The diagnosis is fundamentally clinical. The most frequently used complementary tests in daily practice are laboratory tests, gynaecological and urinary tract ultrasound, pelvic MRI (mainly of the pelvic floor), and EMF.

Treatment depends on the aetiology of the pain, even if a single aetiological agent is not found in a not insignificant number of patients. Conservative treatment of CPPS includes pharmacological therapy (non-NSAIDs, tramadol, gabapentin/pregabalin, local diazepam) and rehabilitation therapy.

Since November 2015, the pelvic floor unit of the Rehabilitation Department has participated, together with other specialties, in the multidisciplinary evaluation of this syndrome, with a view to improving clinical-therapeutic approaches. The departments involved in the management of this pathology are, in addition to Rehabilitation, Gynaecology, Urology, Gastroenterology, Psychiatry and the Pain Unit.

Patients are referred to the rehabilitation department for evaluation, implementation of conservative treatment therapy and evolution control. They are referred following consultations at the Organic Gynaecology, Pelvic Floor Gynaecology, Urology and Digestive System departments and the Pain Unit.

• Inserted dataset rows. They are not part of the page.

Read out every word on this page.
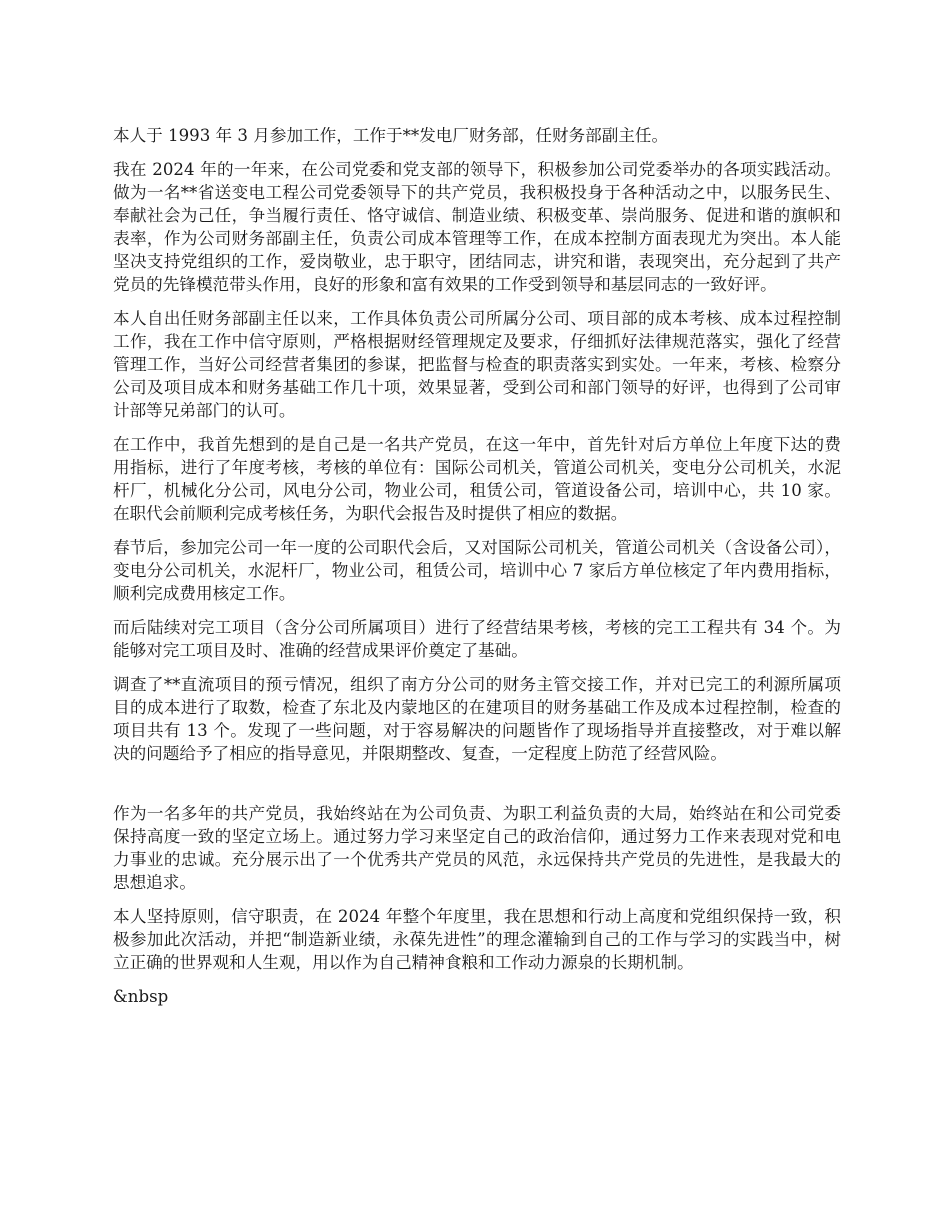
本人于 1993 年 3 月参加工作，工作于**发电厂财务部，任财务部副主任。

我在 2024 年的一年来，在公司党委和党支部的领导下，积极参加公司党委举办的各项实践活动。做为一名**省送变电工程公司党委领导下的共产党员，我积极投身于各种活动之中，以服务民生、奉献社会为己任，争当履行责任、恪守诚信、制造业绩、积极变革、崇尚服务、促进和谐的旗帜和表率，作为公司财务部副主任，负责公司成本管理等工作，在成本控制方面表现尤为突出。本人能坚决支持党组织的工作，爱岗敬业，忠于职守，团结同志，讲究和谐，表现突出，充分起到了共产党员的先锋模范带头作用，良好的形象和富有效果的工作受到领导和基层同志的一致好评。

本人自出任财务部副主任以来，工作具体负责公司所属分公司、项目部的成本考核、成本过程控制工作，我在工作中信守原则，严格根据财经管理规定及要求，仔细抓好法律规范落实，强化了经营管理工作，当好公司经营者集团的参谋，把监督与检查的职责落实到实处。一年来，考核、检察分公司及项目成本和财务基础工作几十项，效果显著，受到公司和部门领导的好评，也得到了公司审计部等兄弟部门的认可。

在工作中，我首先想到的是自己是一名共产党员，在这一年中，首先针对后方单位上年度下达的费用指标，进行了年度考核，考核的单位有：国际公司机关，管道公司机关，变电分公司机关，水泥杆厂，机械化分公司，风电分公司，物业公司，租赁公司，管道设备公司，培训中心，共 10 家。在职代会前顺利完成考核任务，为职代会报告及时提供了相应的数据。

春节后，参加完公司一年一度的公司职代会后，又对国际公司机关，管道公司机关（含设备公司），变电分公司机关，水泥杆厂，物业公司，租赁公司，培训中心 7 家后方单位核定了年内费用指标，顺利完成费用核定工作。

而后陆续对完工项目（含分公司所属项目）进行了经营结果考核，考核的完工工程共有 34 个。为能够对完工项目及时、准确的经营成果评价奠定了基础。

调查了**直流项目的预亏情况，组织了南方分公司的财务主管交接工作，并对已完工的利源所属项目的成本进行了取数，检查了东北及内蒙地区的在建项目的财务基础工作及成本过程控制，检查的项目共有 13 个。发现了一些问题，对于容易解决的问题皆作了现场指导并直接整改，对于难以解决的问题给予了相应的指导意见，并限期整改、复查，一定程度上防范了经营风险。

作为一名多年的共产党员，我始终站在为公司负责、为职工利益负责的大局，始终站在和公司党委保持高度一致的坚定立场上。通过努力学习来坚定自己的政治信仰，通过努力工作来表现对党和电力事业的忠诚。充分展示出了一个优秀共产党员的风范，永远保持共产党员的先进性，是我最大的思想追求。

本人坚持原则，信守职责，在 2024 年整个年度里，我在思想和行动上高度和党组织保持一致，积极参加此次活动，并把“制造新业绩，永葆先进性”的理念灌输到自己的工作与学习的实践当中，树立正确的世界观和人生观，用以作为自己精神食粮和工作动力源泉的长期机制。

&nbsp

The Pelvic Floor Unit is formed by a rehabilitation doctor specialised in pelvic floor pathology (Dr. Vara Paniagua) and three physiotherapists, equally specialised in this pathology.

Once the patient has been assessed by the rehabilitation doctor, after a clinical evaluation and complementary tests on a case-by-case basis (analysis, ultrasound, MRI, EMG), the doctor prescribes the most appropriate rehabilitation treatment for each patient.

A hospital is radically different to a stage: from the lights and the noise of the machines, to the extreme sensitivity of the listener and all.possible contingencies. MIRs must be, physically and emotionally, all-round musicians


Analyse the effect of music associated with a rehabilitation programme in patients with chronic pelvic pain (CPP).


In this study, live music associated with the usual treatment did not improve the therapeutic prognosis in women with CPP.

This fact may be due both to a worse baseline status of the patient and to the larger number of dropouts in the intervention group. Likewise, other limitations of the study were the small number of patients and having randomised the groups without stratifying according to baseline pain, which may have contributed to the fact that no significant differences were observed between both treatments.